I shrugged. “I’m sure we could have figured it out otherwise. Here,” I said, tossing him the bottle of sunblock after I squeezed a healthy amount into my hand. “Lather up. Your sister would kill me if either of us got a sunburn before h
er big day.”
“The pictures,” he mocked in her voice, and I laughed before we both fell silent — mostly because he had just started rubbing lotion over his broad, sculpted shoulders, and I was trying to remember why I ever thought this was a good idea.
Once we were protected from the sun, we spread out our towels and took a seat on the dock. Then, I pulled the Bluetooth speaker out of my bag, propping it up between us and pulling out the clipboard with the band’s lists of songs they knew how to play. Then, I uncapped my bright yellow highlighter and we started from the top.

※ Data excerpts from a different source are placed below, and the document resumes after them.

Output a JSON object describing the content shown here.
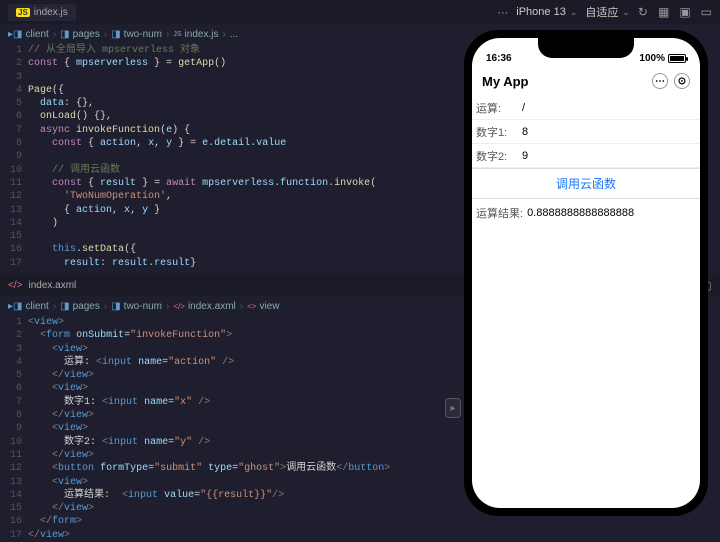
{
  "topbar": {
    "tab_icon_label": "JS",
    "tab_title": "index.js",
    "device": "iPhone 13",
    "fit": "自适应"
  },
  "breadcrumb1": {
    "segs": [
      "client",
      "pages",
      "two-num",
      "index.js",
      "..."
    ],
    "icons": [
      "folder",
      "folder",
      "folder",
      "js",
      "ellipsis"
    ]
  },
  "code1": {
    "lines": [
      {
        "n": 1,
        "html": "<span class='c-comment'>// 从全局导入 mpserverless 对象</span>"
      },
      {
        "n": 2,
        "html": "<span class='c-kw'>const</span> { <span class='c-prop'>mpserverless</span> } = <span class='c-fn'>getApp</span>()"
      },
      {
        "n": 3,
        "html": ""
      },
      {
        "n": 4,
        "html": "<span class='c-fn'>Page</span>({"
      },
      {
        "n": 5,
        "html": "  <span class='c-prop'>data</span>: {},"
      },
      {
        "n": 6,
        "html": "  <span class='c-fn'>onLoad</span>() {},"
      },
      {
        "n": 7,
        "html": "  <span class='c-kw'>async</span> <span class='c-fn'>invokeFunction</span>(<span class='c-prop'>e</span>) {"
      },
      {
        "n": 8,
        "html": "    <span class='c-kw'>const</span> { <span class='c-prop'>action</span>, <span class='c-prop'>x</span>, <span class='c-prop'>y</span> } = <span class='c-prop'>e</span>.<span class='c-prop'>detail</span>.<span class='c-prop'>value</span>"
      },
      {
        "n": 9,
        "html": ""
      },
      {
        "n": 10,
        "html": "    <span class='c-comment'>// 调用云函数</span>"
      },
      {
        "n": 11,
        "html": "    <span class='c-kw'>const</span> { <span class='c-prop'>result</span> } = <span class='c-kw'>await</span> <span class='c-prop'>mpserverless</span>.<span class='c-prop'>function</span>.<span class='c-fn'>invoke</span>("
      },
      {
        "n": 12,
        "html": "      <span class='c-str'>'TwoNumOperation'</span>,"
      },
      {
        "n": 13,
        "html": "      { <span class='c-prop'>action</span>, <span class='c-prop'>x</span>, <span class='c-prop'>y</span> }"
      },
      {
        "n": 14,
        "html": "    )"
      },
      {
        "n": 15,
        "html": ""
      },
      {
        "n": 16,
        "html": "    <span class='c-const'>this</span>.<span class='c-fn'>setData</span>({"
      },
      {
        "n": 17,
        "html": "      <span class='c-prop'>result</span>: <span class='c-prop'>result</span>.<span class='c-prop'>result</span>}"
      }
    ]
  },
  "pane2_tab": "index.axml",
  "breadcrumb2": {
    "segs": [
      "client",
      "pages",
      "two-num",
      "index.axml",
      "view"
    ]
  },
  "code2": {
    "lines": [
      {
        "n": 1,
        "html": "<span class='c-brkt'>&lt;</span><span class='c-tag'>view</span><span class='c-brkt'>&gt;</span>"
      },
      {
        "n": 2,
        "html": "  <span class='c-brkt'>&lt;</span><span class='c-tag'>form</span> <span class='c-attr'>onSubmit</span>=<span class='c-str'>\"invokeFunction\"</span><span class='c-brkt'>&gt;</span>"
      },
      {
        "n": 3,
        "html": "    <span class='c-brkt'>&lt;</span><span class='c-tag'>view</span><span class='c-brkt'>&gt;</span>"
      },
      {
        "n": 4,
        "html": "      运算: <span class='c-brkt'>&lt;</span><span class='c-tag'>input</span> <span class='c-attr'>name</span>=<span class='c-str'>\"action\"</span> <span class='c-brkt'>/&gt;</span>"
      },
      {
        "n": 5,
        "html": "    <span class='c-brkt'>&lt;/</span><span class='c-tag'>view</span><span class='c-brkt'>&gt;</span>"
      },
      {
        "n": 6,
        "html": "    <span class='c-brkt'>&lt;</span><span class='c-tag'>view</span><span class='c-brkt'>&gt;</span>"
      },
      {
        "n": 7,
        "html": "      数字1: <span class='c-brkt'>&lt;</span><span class='c-tag'>input</span> <span class='c-attr'>name</span>=<span class='c-str'>\"x\"</span> <span class='c-brkt'>/&gt;</span>"
      },
      {
        "n": 8,
        "html": "    <span class='c-brkt'>&lt;/</span><span class='c-tag'>view</span><span class='c-brkt'>&gt;</span>"
      },
      {
        "n": 9,
        "html": "    <span class='c-brkt'>&lt;</span><span class='c-tag'>view</span><span class='c-brkt'>&gt;</span>"
      },
      {
        "n": 10,
        "html": "      数字2: <span class='c-brkt'>&lt;</span><span class='c-tag'>input</span> <span class='c-attr'>name</span>=<span class='c-str'>\"y\"</span> <span class='c-brkt'>/&gt;</span>"
      },
      {
        "n": 11,
        "html": "    <span class='c-brkt'>&lt;/</span><span class='c-tag'>view</span><span class='c-brkt'>&gt;</span>"
      },
      {
        "n": 12,
        "html": "    <span class='c-brkt'>&lt;</span><span class='c-tag'>button</span> <span class='c-attr'>formType</span>=<span class='c-str'>\"submit\"</span> <span class='c-attr'>type</span>=<span class='c-str'>\"ghost\"</span><span class='c-brkt'>&gt;</span>调用云函数<span class='c-brkt'>&lt;/</span><span class='c-tag'>button</span><span class='c-brkt'>&gt;</span>"
      },
      {
        "n": 13,
        "html": "    <span class='c-brkt'>&lt;</span><span class='c-tag'>view</span><span class='c-brkt'>&gt;</span>"
      },
      {
        "n": 14,
        "html": "      运算结果:  <span class='c-brkt'>&lt;</span><span class='c-tag'>input</span> <span class='c-attr'>value</span>=<span class='c-str'>\"{{result}}\"</span><span class='c-brkt'>/&gt;</span>"
      },
      {
        "n": 15,
        "html": "    <span class='c-brkt'>&lt;/</span><span class='c-tag'>view</span><span class='c-brkt'>&gt;</span>"
      },
      {
        "n": 16,
        "html": "  <span class='c-brkt'>&lt;/</span><span class='c-tag'>form</span><span class='c-brkt'>&gt;</span>"
      },
      {
        "n": 17,
        "html": "<span class='c-brkt'>&lt;/</span><span class='c-tag'>view</span><span class='c-brkt'>&gt;</span>"
      }
    ]
  },
  "phone": {
    "time": "16:36",
    "battery_pct": "100%",
    "app_title": "My App",
    "row_op_label": "运算:",
    "row_op_value": "/",
    "row_x_label": "数字1:",
    "row_x_value": "8",
    "row_y_label": "数字2:",
    "row_y_value": "9",
    "btn_label": "调用云函数",
    "result_label": "运算结果:",
    "result_value": "0.8888888888888888"
  }
}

Slowly, song by song, we filtered through the list, going over everything from what the band would play while everyone ate, to what would make people get up and sing and dance, to what would be perfect for the bouquet toss and garter throw. We selected a handful of slow songs, deciding which ones to group together for the couples to get some dances together, but ensuring it wasn’t too long so that the solo folks would want to throw themselves out the nearest window.
Turned out Tyler and I had both been to weddings where we felt that latter scenario.
The band had given us five pages of options, and after a few hours, we’d gone through them all, highlighting the ones that would go over best with the crowd that would be there for the wedding. And when our duty was done, I let the clipboard fall between us, the highlighter clacking on top, and then we both leaned back on the heels of our hands with a sigh, our eyes wandering the length of the lake.
Clouds had begun to roll in, shielding us from the sun more than they had in the earlier afternoon, but the sun still peeked through enough to warm our skin, and the breeze was warmer now, too. I closed my eyes and soaked in the feeling of it blowing over my face as an old Tom Petty song played on the speaker.
“Now this is summer,” I said, and I didn’t have to open my eyes to know that Tyler was watching me. “All we need now is a good swing off the rope.”